Francesca took the cookie cutter and pressed out dozens of heart shapes, her smile never fading, which then went back into the oven for their second baking.
‘What will we do with the outsides of the hearts?’ Francesca asked, gathering the remaining bits of half-baked cookie in a pile and nibbling at them. ‘They taste just as good even though they don’t look like anything.’
‘Don’t worry, we’ll think of something.’ Lily said and the two of them started to mix up a second batch of cantucci, this time with lemon and, in the absence of cranberries, dried cherries.

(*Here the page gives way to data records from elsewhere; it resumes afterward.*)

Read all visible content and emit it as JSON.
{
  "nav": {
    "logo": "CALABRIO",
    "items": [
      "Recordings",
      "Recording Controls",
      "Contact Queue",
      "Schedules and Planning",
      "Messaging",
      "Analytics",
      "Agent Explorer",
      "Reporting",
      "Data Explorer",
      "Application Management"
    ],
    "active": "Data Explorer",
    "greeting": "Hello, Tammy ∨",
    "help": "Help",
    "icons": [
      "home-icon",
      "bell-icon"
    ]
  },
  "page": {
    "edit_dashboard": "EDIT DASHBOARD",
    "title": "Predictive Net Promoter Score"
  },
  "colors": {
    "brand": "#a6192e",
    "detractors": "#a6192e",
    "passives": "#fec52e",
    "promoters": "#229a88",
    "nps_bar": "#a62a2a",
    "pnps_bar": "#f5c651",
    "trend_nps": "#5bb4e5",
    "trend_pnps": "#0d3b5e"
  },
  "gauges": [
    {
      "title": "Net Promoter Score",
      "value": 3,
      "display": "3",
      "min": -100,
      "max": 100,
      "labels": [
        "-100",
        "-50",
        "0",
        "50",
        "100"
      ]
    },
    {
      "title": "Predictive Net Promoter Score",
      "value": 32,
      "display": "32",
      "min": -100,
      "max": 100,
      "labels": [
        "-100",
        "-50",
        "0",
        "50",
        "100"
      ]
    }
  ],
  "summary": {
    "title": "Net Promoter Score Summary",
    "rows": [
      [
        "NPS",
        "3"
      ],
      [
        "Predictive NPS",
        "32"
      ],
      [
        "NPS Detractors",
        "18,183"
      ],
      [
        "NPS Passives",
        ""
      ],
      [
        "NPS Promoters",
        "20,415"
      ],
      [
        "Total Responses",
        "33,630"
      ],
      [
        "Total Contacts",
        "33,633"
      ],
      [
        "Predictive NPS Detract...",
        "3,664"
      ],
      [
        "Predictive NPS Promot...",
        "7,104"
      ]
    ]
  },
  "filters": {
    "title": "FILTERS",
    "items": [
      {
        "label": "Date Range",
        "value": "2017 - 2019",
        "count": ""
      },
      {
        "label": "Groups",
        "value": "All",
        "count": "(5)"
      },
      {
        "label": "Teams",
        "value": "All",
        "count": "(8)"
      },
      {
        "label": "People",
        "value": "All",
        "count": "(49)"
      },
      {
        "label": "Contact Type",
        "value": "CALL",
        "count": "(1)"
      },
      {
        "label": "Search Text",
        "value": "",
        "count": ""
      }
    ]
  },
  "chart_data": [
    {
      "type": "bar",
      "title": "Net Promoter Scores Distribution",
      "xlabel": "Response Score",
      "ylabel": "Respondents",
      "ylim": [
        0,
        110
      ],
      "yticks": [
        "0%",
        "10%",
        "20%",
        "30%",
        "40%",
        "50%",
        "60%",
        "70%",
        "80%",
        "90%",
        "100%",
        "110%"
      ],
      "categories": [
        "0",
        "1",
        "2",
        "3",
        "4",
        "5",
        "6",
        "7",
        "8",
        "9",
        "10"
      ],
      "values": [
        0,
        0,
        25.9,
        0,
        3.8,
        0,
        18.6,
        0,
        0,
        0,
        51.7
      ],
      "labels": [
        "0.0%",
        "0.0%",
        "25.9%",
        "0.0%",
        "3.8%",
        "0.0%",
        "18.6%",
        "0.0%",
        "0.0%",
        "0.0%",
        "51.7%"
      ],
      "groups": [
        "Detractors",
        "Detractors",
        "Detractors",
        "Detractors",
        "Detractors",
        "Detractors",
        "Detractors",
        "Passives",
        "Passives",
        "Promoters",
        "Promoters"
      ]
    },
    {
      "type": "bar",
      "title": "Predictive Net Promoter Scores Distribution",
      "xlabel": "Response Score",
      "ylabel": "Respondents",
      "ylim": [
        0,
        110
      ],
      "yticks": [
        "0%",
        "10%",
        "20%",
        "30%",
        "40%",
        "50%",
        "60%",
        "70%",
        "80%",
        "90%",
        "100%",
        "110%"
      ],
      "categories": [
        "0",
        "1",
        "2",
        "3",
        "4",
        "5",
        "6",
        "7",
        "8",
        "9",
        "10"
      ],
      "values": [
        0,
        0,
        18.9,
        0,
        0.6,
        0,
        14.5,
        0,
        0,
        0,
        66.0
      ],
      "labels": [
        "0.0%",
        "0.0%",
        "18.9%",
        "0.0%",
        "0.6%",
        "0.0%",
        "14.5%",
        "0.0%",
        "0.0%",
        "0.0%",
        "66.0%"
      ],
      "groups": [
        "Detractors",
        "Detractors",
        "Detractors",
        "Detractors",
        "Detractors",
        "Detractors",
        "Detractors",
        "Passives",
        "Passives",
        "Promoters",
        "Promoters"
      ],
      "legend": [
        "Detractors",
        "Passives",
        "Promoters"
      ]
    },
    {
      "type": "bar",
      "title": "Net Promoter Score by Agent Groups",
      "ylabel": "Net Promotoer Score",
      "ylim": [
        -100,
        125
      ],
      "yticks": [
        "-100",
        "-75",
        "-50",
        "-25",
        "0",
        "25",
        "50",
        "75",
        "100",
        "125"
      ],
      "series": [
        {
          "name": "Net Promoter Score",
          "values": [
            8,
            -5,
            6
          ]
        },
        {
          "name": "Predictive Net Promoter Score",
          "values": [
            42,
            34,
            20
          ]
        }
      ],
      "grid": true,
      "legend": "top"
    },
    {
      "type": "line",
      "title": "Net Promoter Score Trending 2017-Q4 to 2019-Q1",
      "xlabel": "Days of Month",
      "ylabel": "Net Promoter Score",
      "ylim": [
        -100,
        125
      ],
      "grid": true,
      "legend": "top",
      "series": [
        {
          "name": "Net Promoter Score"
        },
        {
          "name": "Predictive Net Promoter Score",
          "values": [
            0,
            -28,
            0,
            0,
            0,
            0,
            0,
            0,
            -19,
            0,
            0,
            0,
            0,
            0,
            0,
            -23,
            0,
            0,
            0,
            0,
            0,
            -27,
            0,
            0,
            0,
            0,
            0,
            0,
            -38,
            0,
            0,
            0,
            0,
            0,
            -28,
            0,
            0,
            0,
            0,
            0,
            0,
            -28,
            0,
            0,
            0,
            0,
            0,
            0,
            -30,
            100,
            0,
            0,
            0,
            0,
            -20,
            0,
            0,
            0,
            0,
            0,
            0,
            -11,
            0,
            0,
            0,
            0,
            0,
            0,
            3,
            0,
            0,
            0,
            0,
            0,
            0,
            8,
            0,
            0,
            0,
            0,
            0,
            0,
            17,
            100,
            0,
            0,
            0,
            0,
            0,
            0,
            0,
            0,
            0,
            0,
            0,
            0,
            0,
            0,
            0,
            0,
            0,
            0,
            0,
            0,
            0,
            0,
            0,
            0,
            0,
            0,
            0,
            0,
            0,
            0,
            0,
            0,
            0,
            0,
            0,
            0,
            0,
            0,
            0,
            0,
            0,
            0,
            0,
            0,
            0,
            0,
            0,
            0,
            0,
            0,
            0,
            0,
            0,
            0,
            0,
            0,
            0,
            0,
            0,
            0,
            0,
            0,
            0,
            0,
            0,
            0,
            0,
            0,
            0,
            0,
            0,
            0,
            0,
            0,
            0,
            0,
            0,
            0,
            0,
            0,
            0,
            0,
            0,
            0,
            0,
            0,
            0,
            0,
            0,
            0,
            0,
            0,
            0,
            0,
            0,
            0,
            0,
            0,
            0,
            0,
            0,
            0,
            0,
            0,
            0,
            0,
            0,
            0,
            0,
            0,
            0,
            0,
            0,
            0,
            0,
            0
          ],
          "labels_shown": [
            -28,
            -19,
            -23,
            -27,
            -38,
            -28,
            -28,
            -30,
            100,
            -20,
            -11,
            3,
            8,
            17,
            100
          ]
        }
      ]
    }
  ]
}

Finally, when the hazelnut cookies were baked a second time and cooled enough to eat, the two of them sat on either side of Violetta’s table, took one h
eart each, and at the same time, on the count of three, took a bite.
‘Francesca, you make really out-of-this-world divine cookies,’ Lily said.
‘Yes,’ Francesca grinned, eyes glistening. ‘Out-of-this-world divine.’
Chapter 35
Luciana woke up after a night in hospital to find that she was almost her old self, except with a few extra cricks and creaks. But really, what were a few extra cricks and creaks at her stage in the proceedings?
The painkillers she had been issued for her badly sprained ankle had given her a more restful sleep than she’d had in years, helped no doubt by a mild concussion, so she was in good humour, and had colour in her cheeks for the first time that year.
Violetta, on the other hand, looked like she’d just been unearthed from the ruins of Pompeii. She’d not changed her clothes nor slept a wink since Luciana had tumbled down those stairs.
‘Looks like we should swap places,’ Luciana said, when she saw her sister sitting there, slumped in the uncomfortable visitor’s chair like a pile of secondhand coats.
‘I have something to tell you,’ Violetta said.
‘Am I missing a limb?’ Luciana asked, feeling for her arms, her legs, her nose.
‘No, I’ve hardly let them near you,’ Violetta said. ‘It’s not about you, it’s about me. It’s about the League. It’s about this match.’
‘I won’t mind if it’s my spleen, you can live without a spleen,’ Luciana said. ‘I don’t think I’ve ever even used my spleen.’